Let me give you a very personal illustration. Earlier this morning I was speaking on a Radio 4 service from Glasgow University Chapel. I wrote the script well over a year ago, because it was meant to be broadcast well over a year ago. And then Pope John Paul II died, and people at the BBC thought, the next day, that the world was more interested in the death of Pope John Paul II than the thoughts of Johnston McKay. So they said: Lets do it next year. But when I looked at the script I wrote for last year – as it happens all about the walk of these two disciples to Emmaus – I came to the end of the script and said to the producer: I'm going to have to change it all. That's not what this passage says to me any more.”

 

If the Word of God is, as the bible says it is “alive and active” then our conversation with it is what keeps it alive and active. Because we change, what we bring to and take from the bible changes.

 

“Did not our hearts burn within us as he unfolded what was in the scriptures” they said as they remembered the bible study Jesus conducted on that dusty road between Jerusalem and Emmaus. Hearts burn because the conversation about the bible with the stranger was real.

 

With the stranger.

 

And that brings me to the other point of contact you and I today, in Ardrossan 2006 have with these three people on the Emmaus road, 32 AD.

 

He was a stranger.

 

The Jesus as stranger has come full circle in Scotland .

 

Jesus is the stranger who only latterly is recognised.

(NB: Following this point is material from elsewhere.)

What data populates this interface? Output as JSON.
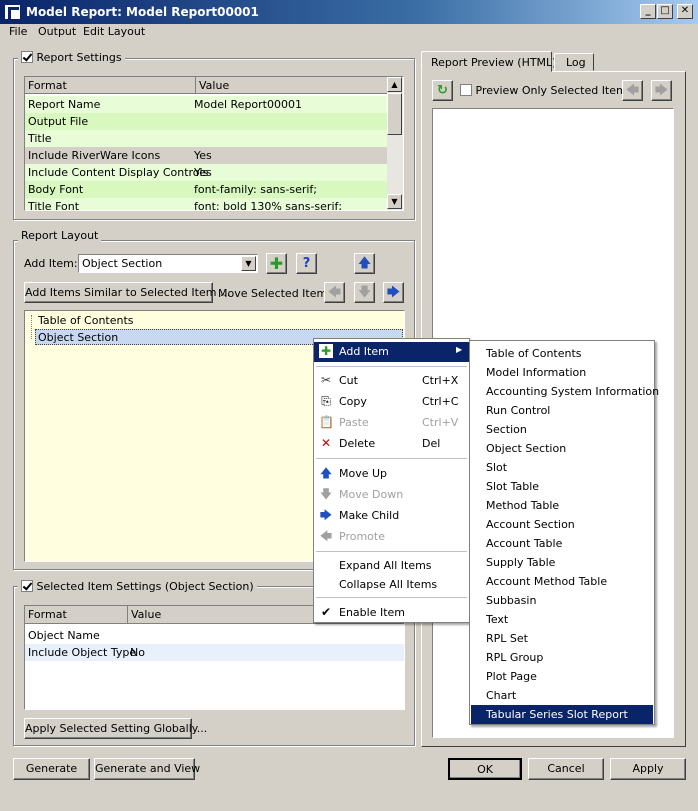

But Jesus is also recognised in every stranger who needs us.

 

Let me tell you a story I heard last week. You will know that Jack McConnell has made Malawi an important area of concern for Scotland . Well, a Church of Scotland minister who was in Malawi recently Jack McConnell's Malawi initiative was on his way home, on a bus being driven a long way to the airport. Already his mind was thinking of all he had to do back home to give effect to what was needed. And on the bus to the airport he found a wee boy who was going to get tests for meningitis. They struck up something of a bond. Before getting on the plane this kirk minister phoned up to see how the wee boy's tests had gone. Did he have meningitis? Yes, was the answer. But he has also inherited syphilis and HIV. And he has only six months to live.

 

Imagining himself back in Scotland with phones to use and people to interrogate, the kirk minister said: what can we do? Call in more medical supplies? Get another medical opinion? Find a consultant who might help.

 

There is nothing we can do

 

No we've got to do something. Don't give in.

 

There is nothing we can do.

 

“Surely there is something we can do for the wee boy?” said the kirk minister, recognising that all his organisational skills in this situation didn't amount to a row of beams. “Is there anything that he would like to do or see that we could make possible?”

 

And to cut a long story short it turned out that the wee boy had never seen an elephant and would love to see an elephant, and in his village there were a lot more wee boys going to die of meningitis and syphilis and HIV and so the kirk minister found funds to enable them all to go to a safari park and see the elephants.

 

And somewhere, when I heard that story last week, I heard a voice saying “I was a stranger and you took me in”. Or maybe “I was a stranger and you found money to let me see an elephant before I died.”.

 

I am sure it is no accident that the risen Jesus is described as a stranger.

 

“Often, often, often comes the Christ in the stranger's guise” wrote St Columba so long ago.

 

And as they were walking on the road, a stranger joined them but they did not recognise him.

 

Of course if it had been obvious then we'd never have ignored you, Jesus. If you had made it more clear to us who you were.

 

And so the question for you and me is not whether we need to be drawn into encountering the risen Christ by the device of an artist like Caravaggio. We're drawn into encounter the risen Christ by the gospel of an artist like God who asks us to see in every stranger the risen Christ.

 

The poet TS Eliot wrote:

 

 

Who is the third who always walks beside you?

When I count there are only you and I together

But when I look ahead up the white road

There is always another one walking beside you

…….

But who is that on the other side of you.